Over the years weve had very chatty threads in here with shows like X factor, so I was wondering if you would like to join me each week to talk about the drama and the music and the artists/judges ?

I am looking forward to having Cheryl & Simon back, as they were great together,
critical but fair . . .

 GIFSoup


----------



## Ivfmamma (Jun 10, 2012)

Yes I will be watching 

I do every year. x


----------



## Faithope (Jan 16, 2011)

Me, Me, Me  

I love it even if it is predicable and same old same old, that's why I love it   Glad Cheryl is back too


----------



## K8O (Dec 21, 2009)

I will be watching too...😄


----------



## Cloudy (Jan 26, 2012)

I hate reality talent shows.....but I LOVE the X factor!

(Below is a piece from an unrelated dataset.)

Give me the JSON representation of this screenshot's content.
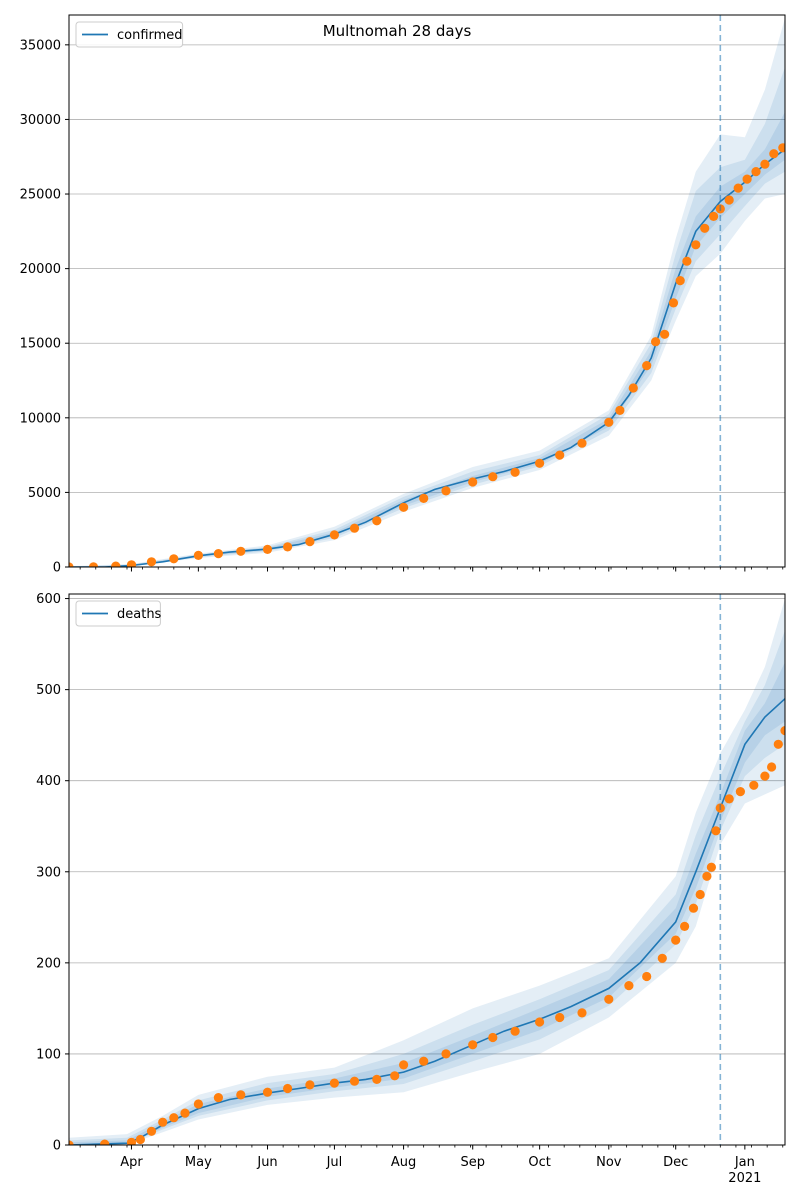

I'm not a fan of Cheryl though, sorry I know everyone likes her but she just gets on my nerves and I don't know why! Im not a mean person, but there is just something about her. I loved Nicole and Kerry though so going to miss them.

Xxx


----------



## DizziSquirrel (Feb 15, 2005)

Yay !! 

Catch you all later x


----------



## Faithope (Jan 16, 2011)

I have laughed and cried all in one episode!! Amy had me sobbing and the posh one had me rolling around laughing. Her parents must be so proud to have spent all that money on Boarding school, to have her answer England to where she lives


----------



## DizziSquirrel (Feb 15, 2005)

Faithope&J said:


> I have laughed and cried all in one episode!! Amy had me sobbing and the posh one had me rolling around laughing. Her parents must be so proud to have spent all that money on Boarding school, to have her answer England to where she lives


I laughed too! great 1st show!


----------



## Cloudy (Jan 26, 2012)

Did anyone else think that the posh girl wasn't actually posh but was maybe just acting I just thought her teeth looked a bit manky on one side and think that someone who is that posh with that much money would have had better teeth and better hair. It all looked a bit "university improv" to me - like the clothes where from a community theatre costume box! Has anyone seen The Young Ones where they are on University Challenge with the girl who just says stuff like "Ive got a Porsche ha ha ha..." - that's who she reminded me of! 

I also wasn't that bothered about the man at the end who sang "say something I'm giving up on you" - thought he was a bit shouty and not that special. I did feel really sorry for the lady from Girl Thing though - it's a shame because her voice has clearly been ruined over the years and had she been in better circumstances she might have had a chance to have had a decent career doing Butlins and Cruise Ships etc.

I loved the PUGS man from Rome though - he was brilliant and so cute!

Xxx


----------